E-mail: eale@yandex.ru Tel.: +7 (495) 939-32-92
1, Leninskie Gory, Moscow, 119991, Russian Federation
PhD in Arts, Associate Professor, Leading Researcher of the M. V. Lomonosov Moscow State University
Visual anthropology as a form of intercultural communication arose only in the second half of the 20th century. Before that this role was played by cinema, with a different degree of awareness, trying to increase emerging public consciousness by reflecting on the life of people who were on the periphery of “civilizing” processes. In Russia, where discussion about visual anthropology appeared only in the late 1980s, documentary cinema continues to play a dominant role, significantly influencing the formation of Russian visual anthropology. The goal of this article is to survey the interaction between the socio-cultural, ideological, information and technological processes that took place in the country until the end of the 1940s, when all of its resources were mobilized to participate in the Second World War.

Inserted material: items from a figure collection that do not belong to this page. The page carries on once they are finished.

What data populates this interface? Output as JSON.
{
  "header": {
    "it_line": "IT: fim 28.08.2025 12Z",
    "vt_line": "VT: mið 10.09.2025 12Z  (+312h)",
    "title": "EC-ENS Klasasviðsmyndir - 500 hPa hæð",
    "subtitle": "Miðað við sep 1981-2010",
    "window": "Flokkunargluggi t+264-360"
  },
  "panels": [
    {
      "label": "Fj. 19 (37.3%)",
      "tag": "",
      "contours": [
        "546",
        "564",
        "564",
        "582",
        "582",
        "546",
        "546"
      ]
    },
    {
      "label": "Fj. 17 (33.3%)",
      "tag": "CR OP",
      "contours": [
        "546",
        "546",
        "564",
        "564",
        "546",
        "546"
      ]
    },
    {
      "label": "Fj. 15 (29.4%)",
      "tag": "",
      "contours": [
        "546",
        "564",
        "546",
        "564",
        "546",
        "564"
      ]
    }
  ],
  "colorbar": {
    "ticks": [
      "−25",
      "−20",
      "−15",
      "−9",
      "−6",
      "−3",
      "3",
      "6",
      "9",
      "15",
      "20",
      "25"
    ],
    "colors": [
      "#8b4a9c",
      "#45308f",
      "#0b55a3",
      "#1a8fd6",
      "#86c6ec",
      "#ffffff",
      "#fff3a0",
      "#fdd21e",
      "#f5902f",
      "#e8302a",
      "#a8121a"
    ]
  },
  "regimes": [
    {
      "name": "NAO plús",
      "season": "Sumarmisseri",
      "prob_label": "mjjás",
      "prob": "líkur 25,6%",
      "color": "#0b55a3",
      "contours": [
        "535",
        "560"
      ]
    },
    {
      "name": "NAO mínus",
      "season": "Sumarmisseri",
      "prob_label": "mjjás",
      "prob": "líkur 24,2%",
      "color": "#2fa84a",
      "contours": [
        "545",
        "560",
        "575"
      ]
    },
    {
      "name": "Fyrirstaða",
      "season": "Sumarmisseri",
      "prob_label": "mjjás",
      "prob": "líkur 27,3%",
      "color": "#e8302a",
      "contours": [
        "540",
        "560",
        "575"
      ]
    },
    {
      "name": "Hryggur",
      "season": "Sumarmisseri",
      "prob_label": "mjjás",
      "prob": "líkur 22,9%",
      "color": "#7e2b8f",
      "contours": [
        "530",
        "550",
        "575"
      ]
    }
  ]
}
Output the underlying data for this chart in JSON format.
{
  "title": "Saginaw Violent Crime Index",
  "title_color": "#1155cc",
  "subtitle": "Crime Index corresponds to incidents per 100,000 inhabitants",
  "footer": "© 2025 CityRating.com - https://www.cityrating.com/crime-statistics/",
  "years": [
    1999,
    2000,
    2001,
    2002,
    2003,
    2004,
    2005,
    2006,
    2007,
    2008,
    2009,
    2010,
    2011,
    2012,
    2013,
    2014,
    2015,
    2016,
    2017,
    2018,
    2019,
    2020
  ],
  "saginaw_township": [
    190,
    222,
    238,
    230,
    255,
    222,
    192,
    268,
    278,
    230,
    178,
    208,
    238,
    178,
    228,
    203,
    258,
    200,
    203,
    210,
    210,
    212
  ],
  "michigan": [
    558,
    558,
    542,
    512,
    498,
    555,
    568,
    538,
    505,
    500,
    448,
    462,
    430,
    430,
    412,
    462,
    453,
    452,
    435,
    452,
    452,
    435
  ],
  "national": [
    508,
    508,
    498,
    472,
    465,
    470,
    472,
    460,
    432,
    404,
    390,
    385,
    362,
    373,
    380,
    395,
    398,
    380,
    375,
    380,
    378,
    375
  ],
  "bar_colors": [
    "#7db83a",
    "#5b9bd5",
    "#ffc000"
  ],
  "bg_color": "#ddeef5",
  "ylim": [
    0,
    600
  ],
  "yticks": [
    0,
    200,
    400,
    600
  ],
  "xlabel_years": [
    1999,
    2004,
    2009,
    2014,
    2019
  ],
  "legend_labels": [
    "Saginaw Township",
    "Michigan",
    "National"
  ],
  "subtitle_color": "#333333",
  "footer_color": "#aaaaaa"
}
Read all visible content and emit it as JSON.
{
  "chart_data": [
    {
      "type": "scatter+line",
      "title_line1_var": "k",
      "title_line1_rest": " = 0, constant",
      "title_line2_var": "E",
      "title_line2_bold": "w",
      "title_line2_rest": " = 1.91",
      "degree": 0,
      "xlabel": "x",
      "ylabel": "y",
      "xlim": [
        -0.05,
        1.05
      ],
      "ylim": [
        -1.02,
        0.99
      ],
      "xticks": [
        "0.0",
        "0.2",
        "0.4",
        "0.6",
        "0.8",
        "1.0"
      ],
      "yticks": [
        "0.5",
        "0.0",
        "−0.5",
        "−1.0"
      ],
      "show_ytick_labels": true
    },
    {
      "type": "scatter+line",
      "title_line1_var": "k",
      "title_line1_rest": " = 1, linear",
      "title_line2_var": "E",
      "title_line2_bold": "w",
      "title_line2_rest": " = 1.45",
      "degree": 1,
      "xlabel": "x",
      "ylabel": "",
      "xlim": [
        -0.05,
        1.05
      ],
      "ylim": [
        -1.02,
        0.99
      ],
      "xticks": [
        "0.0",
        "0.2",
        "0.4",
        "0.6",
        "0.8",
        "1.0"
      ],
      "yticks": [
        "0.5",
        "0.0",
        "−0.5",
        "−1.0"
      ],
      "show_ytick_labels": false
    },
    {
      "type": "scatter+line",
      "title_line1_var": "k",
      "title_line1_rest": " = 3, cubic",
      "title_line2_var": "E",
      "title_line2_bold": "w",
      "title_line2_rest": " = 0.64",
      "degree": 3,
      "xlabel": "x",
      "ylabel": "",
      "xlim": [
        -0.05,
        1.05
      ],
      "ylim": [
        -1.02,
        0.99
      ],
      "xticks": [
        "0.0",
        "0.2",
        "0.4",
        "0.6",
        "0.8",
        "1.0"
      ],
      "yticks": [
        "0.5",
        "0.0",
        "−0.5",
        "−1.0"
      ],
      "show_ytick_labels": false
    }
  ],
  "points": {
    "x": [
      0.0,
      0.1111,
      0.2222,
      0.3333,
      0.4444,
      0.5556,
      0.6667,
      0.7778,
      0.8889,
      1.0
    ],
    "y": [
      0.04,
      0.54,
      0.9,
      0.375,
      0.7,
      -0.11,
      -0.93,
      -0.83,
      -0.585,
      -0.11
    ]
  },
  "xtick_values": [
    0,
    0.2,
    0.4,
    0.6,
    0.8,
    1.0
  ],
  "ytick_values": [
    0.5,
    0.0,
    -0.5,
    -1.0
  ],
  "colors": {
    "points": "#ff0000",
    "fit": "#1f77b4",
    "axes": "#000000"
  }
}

In the pre-revolutionary period, documentary cinema began to perform a cognitive function, which eventually became its main one. Its simple, short, filmed fragments now offer rare evidence of a past way of life. After the Revolution, the new state tasked cinema to help create a “new man”. This goal was taken up by Dziga Vertov, the ideologist of a special vision of reality seen through a film lens who became concerned with the impact of the documentary screen on the viewer. Vertov’s “film truth” became a symbol of exploring the real world using the language of cinema. In particular, his “The Sixth Part of the World” represented an unprecedented attempt to capture the life of different peoples over a vast expanse of the country and inspired other documentary filmmakers to undertake ethnographic photography.
The active growth of cinema in the initial pre-revolutionary period; its obvious achievements in the difficult 1920s; and the alarming trends of the Stalinist 1930s; all provided the background for the development of domestic documentary cinema as intercultural communication during the second half of the 20th century.